Good for them, I love being able to play Windows games on Linux.
Is this going to be the same kind of non-profit as OpenAI? With a mission to improve the world? Yeah, let’s see how that goes. Another Proton marketing play on their set track to enshittification.
Didn’t they get shit recently for AI and crypto related decisions ? Did they backtrack on that ?
Do you understand what enshittification is? It’s a slow descent over a long period. You add optional, privacy-respecting AI now, and over time, (like a decade,) it becomes more shitty until eventually all your data is opted in to centralized data harvesting or wherever.
I’m an Unlimited paid Proton user, and these new trend worry me too. Enshittification is a slow process. I watched Google turn from “Do no evil” to what they are today, and I’m too tired to want to watch the same entire process happen again to Proton.
Shouldn’t we worry of enshittification when we are on the verge of, or on the descending side of trajectory?
So far they added features in a way that keeps respecting users rights, without changing their business model (which is 90% of the reason why companies enshittify BTW). Just because these products have something in common with products of companies who enshittified doesn’t mean the same applies here.
That’s some big slippery slope fallacy. Privacy respecting AI was a highly requested feature, whether you wanted it or not.
Them adding an AI mail assistant that is completely private has nothing to do with them eventually not protecting user privacy. These things have nothing to do with each other.
AI is not inherently a privacy invading tool, its just that the majority of services offering it are free, hence them profiting off data.
Even if they did, so what? We should not then recognise positive decisions?
If we don’t allow companies and people to make any mistakes, for fear of being forever scorned, then we’ll end up with either unprogressive risk averse companies that cannot compete against their peers, or a host of good companies that go bankrupt from the slightest misstep.
Personally I’m glad companies such as proton exist, and are prepared to take risks, as they are currently our best hope against the likes of Google and Meta.
This is old news. Why are you posting this just now? I mean I don’t really care much. I transitioned to Posteo as soon as I learned that they stored the private key. They don’t even let you use your own GPG key, useless honeypot. Their recent bitcoin wallet supports this. If they cared about privacy, they wouldn’t go with Bitcoin. They have been ignoring requests for monero since years.
They also are getting into the AI hype, so I can’t trust my data with them.
You can use your own GPG key (https://proton.me/support/importing-openpgp-private-key or using the bridge), whatever tool does the signing needs the key (duh) so I am not sure what you mean by “they store your private key” (they stored it encrypted as per documentation https://proton.me/support/how-is-the-private-key-stored), their AI was specifically designed as local, exactly to be privacy friendly, plus is a feature that can be disabled (when it will reach general subscriptions).
I don’t care about cyptocurrencies, but I suppose they started with the most popular, nothing to do with privacy as they just let you store your currencies.
Anyway, use what you like the most, of course, but yours don’t look very solid motivations, quite a lot of incorrect information, I hope you didn’t take your decision based on it.
You upload your private key to the cloud. Encrypted or not, this is a bad idea. No thanks. I can do the signing locally and then I’ll do the decryption with my own private key locally without them storing it as well.
Edit: mixed public keys with private keys
You upload your private key to the cloud. Encrypted or not, this is a bad idea.

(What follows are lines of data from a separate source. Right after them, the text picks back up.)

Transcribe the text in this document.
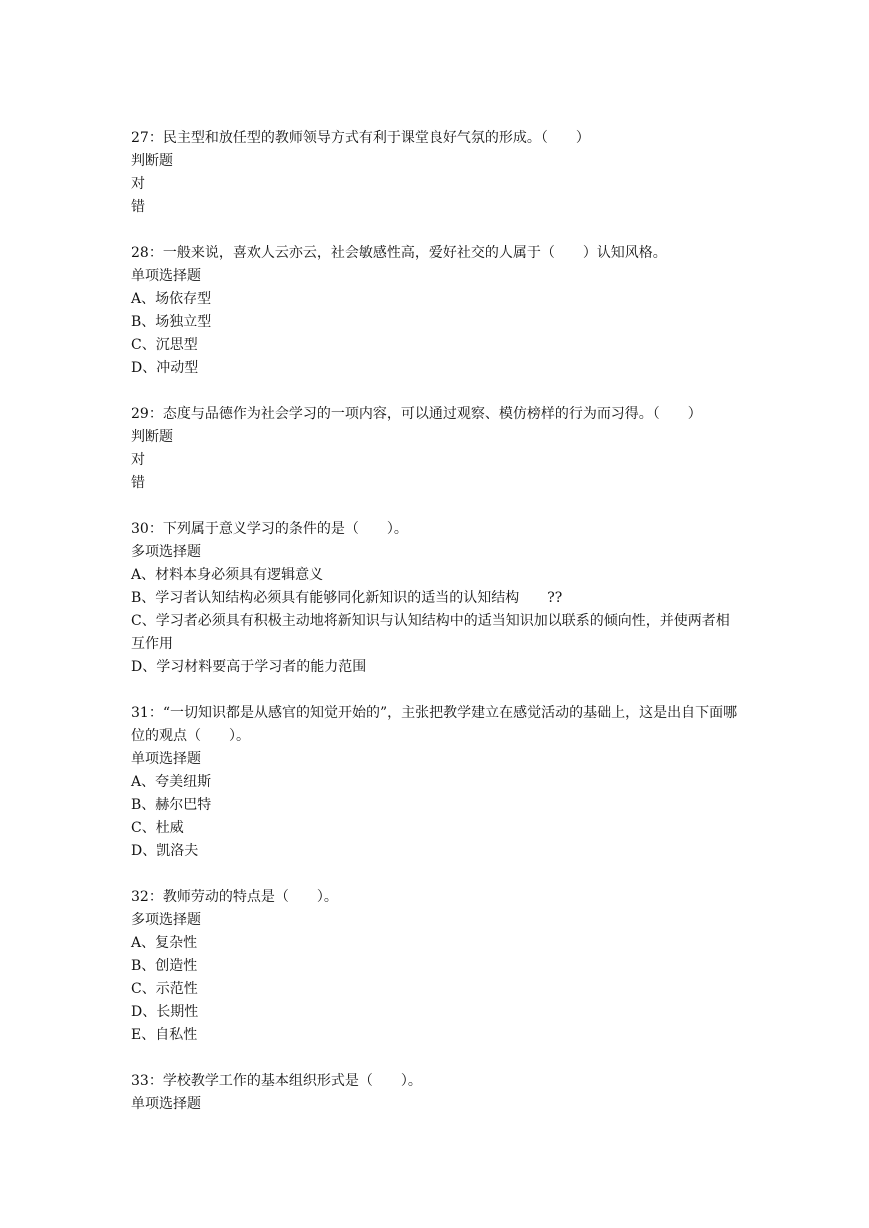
27：民主型和放任型的教师领导方式有利于课堂良好气氛的形成。（　　）
判断题
对
错
28：一般来说，喜欢人云亦云，社会敏感性高，爱好社交的人属于（　　）认知风格。
单项选择题
A、场依存型
B、场独立型
C、沉思型
D、冲动型
29：态度与品德作为社会学习的一项内容，可以通过观察、模仿榜样的行为而习得。（　　）
判断题
对
错
30：下列属于意义学习的条件的是（　　）。
多项选择题
A、材料本身必须具有逻辑意义
B、学习者认知结构必须具有能够同化新知识的适当的认知结构　　??
C、学习者必须具有积极主动地将新知识与认知结构中的适当知识加以联系的倾向性，并使两者相互作用
D、学习材料要高于学习者的能力范围
31：“一切知识都是从感官的知觉开始的”，主张把教学建立在感觉活动的基础上，这是出自下面哪位的观点（　　）。
单项选择题
A、夸美纽斯
B、赫尔巴特
C、杜威
D、凯洛夫
32：教师劳动的特点是（　　）。
多项选择题
A、复杂性
B、创造性
C、示范性
D、长期性
E、自私性
33：学校教学工作的基本组织形式是（　　）。
单项选择题
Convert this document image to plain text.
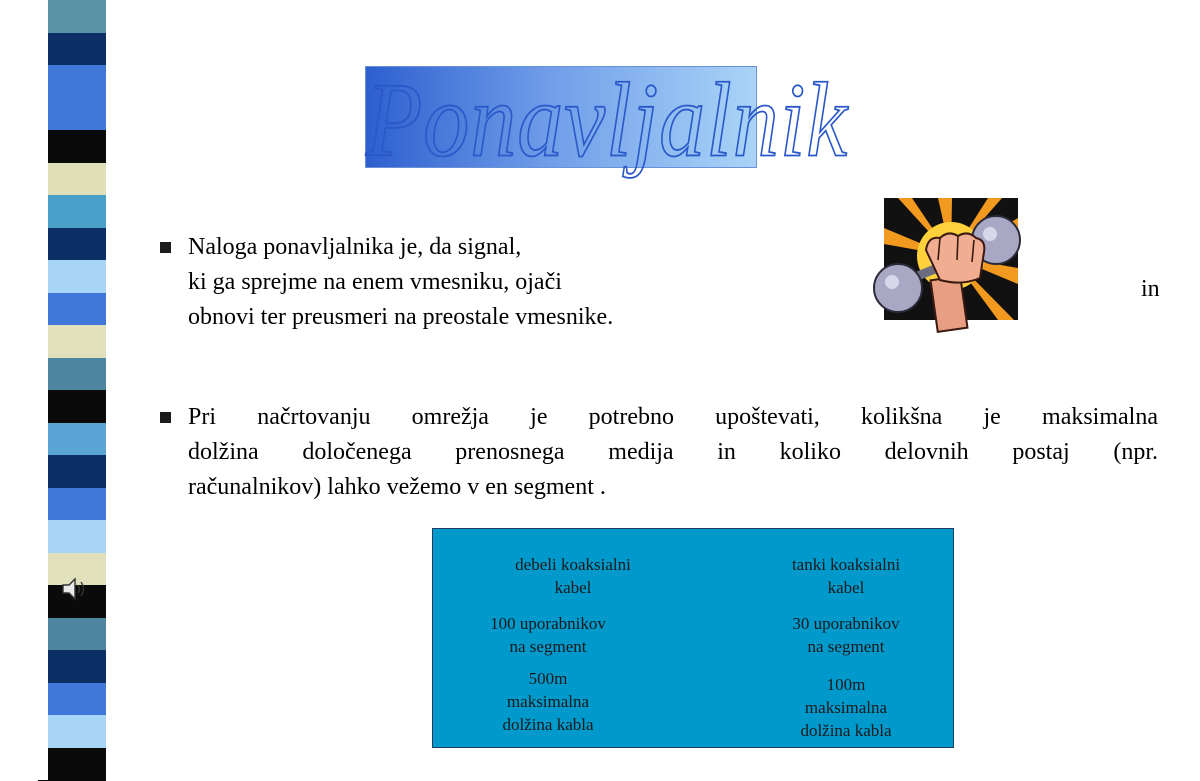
Ponavljalnik
Naloga ponavljalnika je, da signal,
ki ga sprejme na enem vmesniku, ojači
obnovi ter preusmeri na preostale vmesnike.
in
Pri načrtovanju omrežja je potrebno upoštevati, kolikšna je maksimalna
dolžina določenega prenosnega medija in koliko delovnih postaj (npr.
računalnikov) lahko vežemo v en segment .
debeli koaksialni
kabel
tanki koaksialni
kabel
100 uporabnikov
na segment
30 uporabnikov
na segment
500m
maksimalna
dolžina kabla
100m
maksimalna
dolžina kabla
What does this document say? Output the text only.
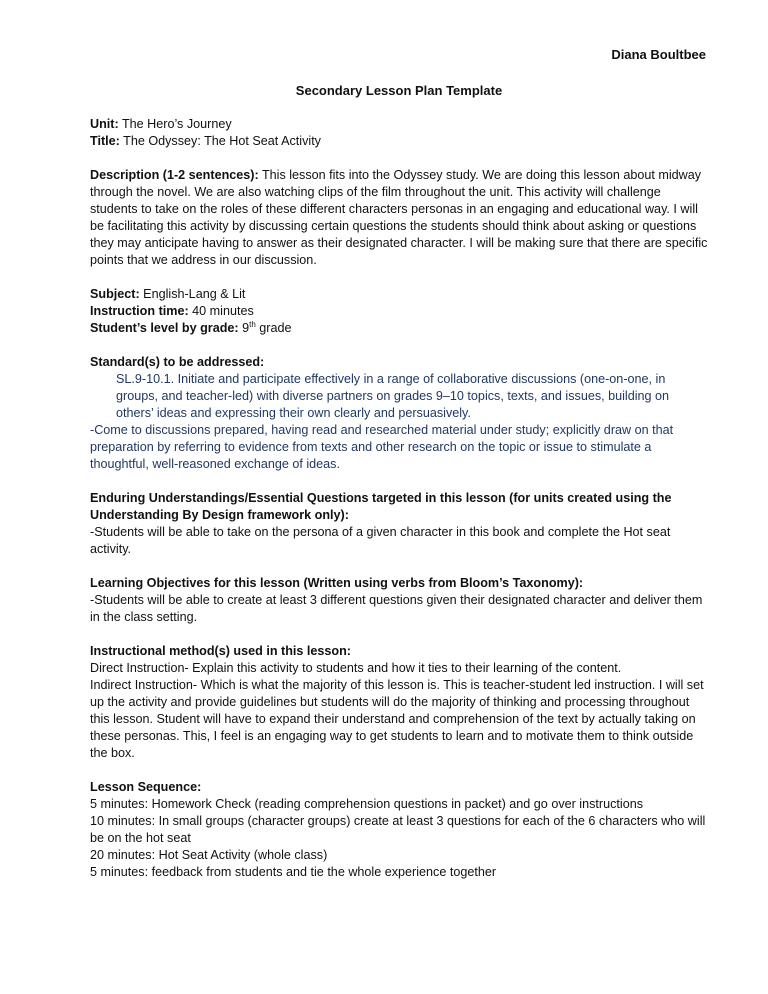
Diana Boultbee

Secondary Lesson Plan Template

Unit: The Hero’s Journey

Title: The Odyssey: The Hot Seat Activity

Description (1-2 sentences): This lesson fits into the Odyssey study. We are doing this lesson about midway through the novel. We are also watching clips of the film throughout the unit. This activity will challenge students to take on the roles of these different characters personas in an engaging and educational way. I will be facilitating this activity by discussing certain questions the students should think about asking or questions they may anticipate having to answer as their designated character. I will be making sure that there are specific points that we address in our discussion.

Subject: English-Lang & Lit

Instruction time: 40 minutes

Student’s level by grade: 9th grade

Standard(s) to be addressed:

SL.9-10.1. Initiate and participate effectively in a range of collaborative discussions (one-on-one, in groups, and teacher-led) with diverse partners on grades 9–10 topics, texts, and issues, building on others’ ideas and expressing their own clearly and persuasively.

-Come to discussions prepared, having read and researched material under study; explicitly draw on that preparation by referring to evidence from texts and other research on the topic or issue to stimulate a thoughtful, well-reasoned exchange of ideas.

Enduring Understandings/Essential Questions targeted in this lesson (for units created using the Understanding By Design framework only):

-Students will be able to take on the persona of a given character in this book and complete the Hot seat activity.

Learning Objectives for this lesson (Written using verbs from Bloom’s Taxonomy):

-Students will be able to create at least 3 different questions given their designated character and deliver them in the class setting.

Instructional method(s) used in this lesson:

Direct Instruction- Explain this activity to students and how it ties to their learning of the content.

Indirect Instruction- Which is what the majority of this lesson is. This is teacher-student led instruction. I will set up the activity and provide guidelines but students will do the majority of thinking and processing throughout this lesson. Student will have to expand their understand and comprehension of the text by actually taking on these personas. This, I feel is an engaging way to get students to learn and to motivate them to think outside the box.

Lesson Sequence:

5 minutes: Homework Check (reading comprehension questions in packet) and go over instructions

10 minutes: In small groups (character groups) create at least 3 questions for each of the 6 characters who will be on the hot seat

20 minutes: Hot Seat Activity (whole class)

5 minutes: feedback from students and tie the whole experience together
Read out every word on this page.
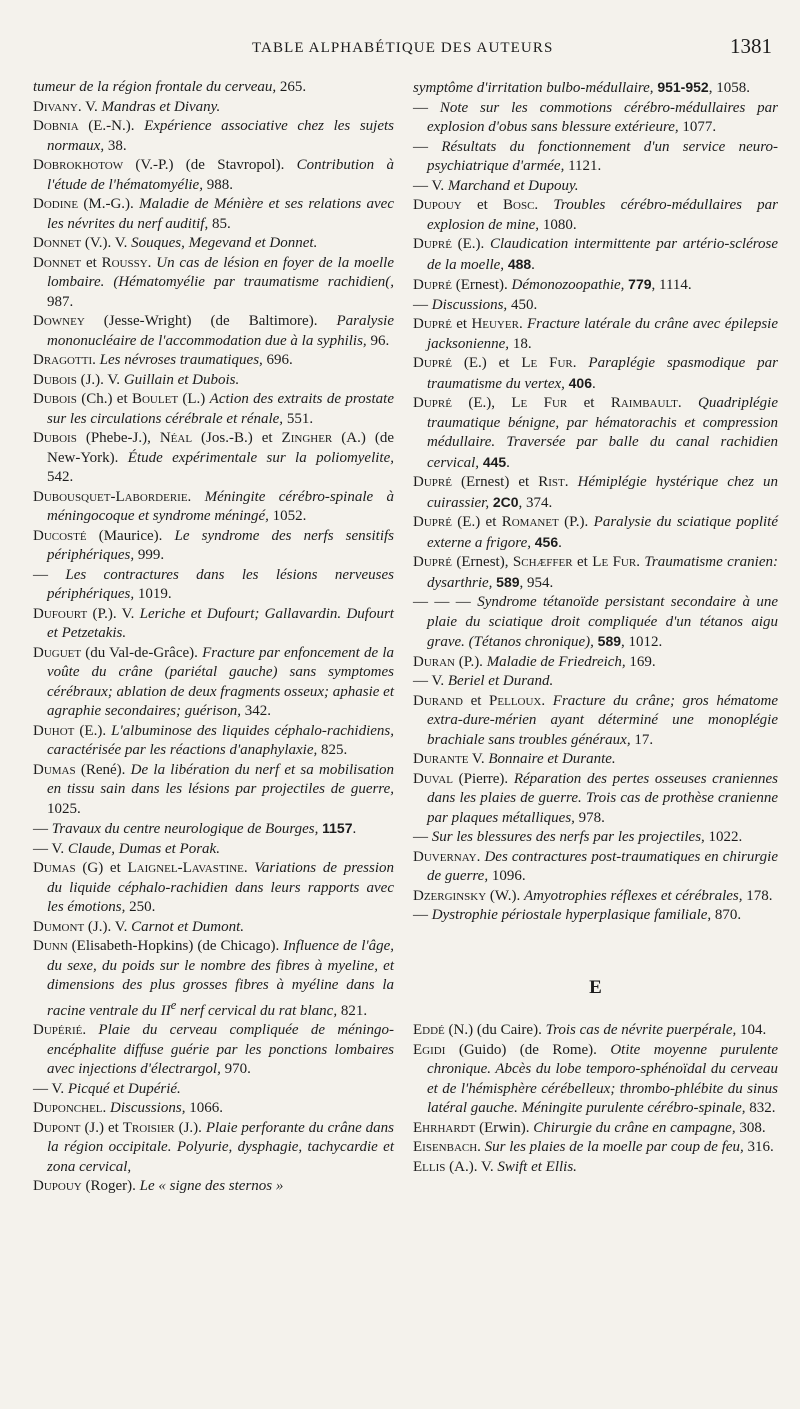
TABLE ALPHABÉTIQUE DES AUTEURS	1381

tumeur de la région frontale du cerveau, 265.

Divany. V. Mandras et Divany.

Dobnia (E.-N.). Expérience associative chez les sujets normaux, 38.

Dobrokhotow (V.-P.) (de Stavropol). Contribution à l'étude de l'hématomyélie, 988.

Dodine (M.-G.). Maladie de Ménière et ses relations avec les névrites du nerf auditif, 85.

Donnet (V.). V. Souques, Megevand et Donnet.

Donnet et Roussy. Un cas de lésion en foyer de la moelle lombaire. (Hématomyélie par traumatisme rachidien(, 987.

Downey (Jesse-Wright) (de Baltimore). Paralysie mononucléaire de l'accommodation due à la syphilis, 96.

Dragotti. Les névroses traumatiques, 696.

Dubois (J.). V. Guillain et Dubois.

Dubois (Ch.) et Boulet (L.) Action des extraits de prostate sur les circulations cérébrale et rénale, 551.

Dubois (Phebe-J.), Néal (Jos.-B.) et Zingher (A.) (de New-York). Étude expérimentale sur la poliomyelite, 542.

Dubousquet-Laborderie. Méningite cérébro-spinale à méningocoque et syndrome méningé, 1052.

Ducosté (Maurice). Le syndrome des nerfs sensitifs périphériques, 999.

— Les contractures dans les lésions nerveuses périphériques, 1019.

Dufourt (P.). V. Leriche et Dufourt; Gallavardin. Dufourt et Petzetakis.

Duguet (du Val-de-Grâce). Fracture par enfoncement de la voûte du crâne (pariétal gauche) sans symptomes cérébraux; ablation de deux fragments osseux; aphasie et agraphie secondaires; guérison, 342.

Duhot (E.). L'albuminose des liquides céphalo-rachidiens, caractérisée par les réactions d'anaphylaxie, 825.

Dumas (René). De la libération du nerf et sa mobilisation en tissu sain dans les lésions par projectiles de guerre, 1025.

— Travaux du centre neurologique de Bourges, 1157.

— V. Claude, Dumas et Porak.

Dumas (G) et Laignel-Lavastine. Variations de pression du liquide céphalo-rachidien dans leurs rapports avec les émotions, 250.

Dumont (J.). V. Carnot et Dumont.

Dunn (Elisabeth-Hopkins) (de Chicago). Influence de l'âge, du sexe, du poids sur le nombre des fibres à myeline, et dimensions des plus grosses fibres à myéline dans la racine ventrale du IIe nerf cervical du rat blanc, 821.

Dupérié. Plaie du cerveau compliquée de méningo-encéphalite diffuse guérie par les ponctions lombaires avec injections d'électrargol, 970.

— V. Picqué et Dupérié.

Duponchel. Discussions, 1066.

Dupont (J.) et Troisier (J.). Plaie perforante du crâne dans la région occipitale. Polyurie, dysphagie, tachycardie et zona cervical,

Dupouy (Roger). Le « signe des sternos »

symptôme d'irritation bulbo-médullaire, 951-952, 1058.

— Note sur les commotions cérébro-médullaires par explosion d'obus sans blessure extérieure, 1077.

— Résultats du fonctionnement d'un service neuro-psychiatrique d'armée, 1121.

— V. Marchand et Dupouy.

Dupouy et Bosc. Troubles cérébro-médullaires par explosion de mine, 1080.

Dupré (E.). Claudication intermittente par artério-sclérose de la moelle, 488.

Dupré (Ernest). Démonozoopathie, 779, 1114.

— Discussions, 450.

Dupré et Heuyer. Fracture latérale du crâne avec épilepsie jacksonienne, 18.

Dupré (E.) et Le Fur. Paraplégie spasmodique par traumatisme du vertex, 406.

Dupré (E.), Le Fur et Raimbault. Quadriplégie traumatique bénigne, par hématorachis et compression médullaire. Traversée par balle du canal rachidien cervical, 445.

Dupré (Ernest) et Rist. Hémiplégie hystérique chez un cuirassier, 2C0, 374.

Dupré (E.) et Romanet (P.). Paralysie du sciatique poplité externe a frigore, 456.

Dupré (Ernest), Schæffer et Le Fur. Traumatisme cranien: dysarthrie, 589, 954.

— — — Syndrome tétanoïde persistant secondaire à une plaie du sciatique droit compliquée d'un tétanos aigu grave. (Tétanos chronique), 589, 1012.

Duran (P.). Maladie de Friedreich, 169.

— V. Beriel et Durand.

Durand et Pelloux. Fracture du crâne; gros hématome extra-dure-mérien ayant déterminé une monoplégie brachiale sans troubles généraux, 17.

Durante V. Bonnaire et Durante.

Duval (Pierre). Réparation des pertes osseuses craniennes dans les plaies de guerre. Trois cas de prothèse cranienne par plaques métalliques, 978.

— Sur les blessures des nerfs par les projectiles, 1022.

Duvernay. Des contractures post-traumatiques en chirurgie de guerre, 1096.

Dzerginsky (W.). Amyotrophies réflexes et cérébrales, 178.

— Dystrophie périostale hyperplasique familiale, 870.

E

Eddé (N.) (du Caire). Trois cas de névrite puerpérale, 104.

Egidi (Guido) (de Rome). Otite moyenne purulente chronique. Abcès du lobe temporo-sphénoïdal du cerveau et de l'hémisphère cérébelleux; thrombo-phlébite du sinus latéral gauche. Méningite purulente cérébro-spinale, 832.

Ehrhardt (Erwin). Chirurgie du crâne en campagne, 308.

Eisenbach. Sur les plaies de la moelle par coup de feu, 316.

Ellis (A.). V. Swift et Ellis.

An encrypted key is a useless blob. What matters is the decryption key for that key, which is your password (or a key derived from it, I assume), which is client side.
They can do the signing and encryption with my public key
They can’t sign with your public key. Signing is done using your private one, otherwise nobody can verify the signature.
Either way:
and then I’ll do the decryption with my own private key locally without them storing it.
You can do it using the bridge, exactly like you would with any client-side tooling.
Just wanted to point out that it does not change anything from privacy and security perspective about their products.
Also they are still operating as a normal company internally (they still offer their vpn through a third party provider and they still work to achieve the highest income from their products).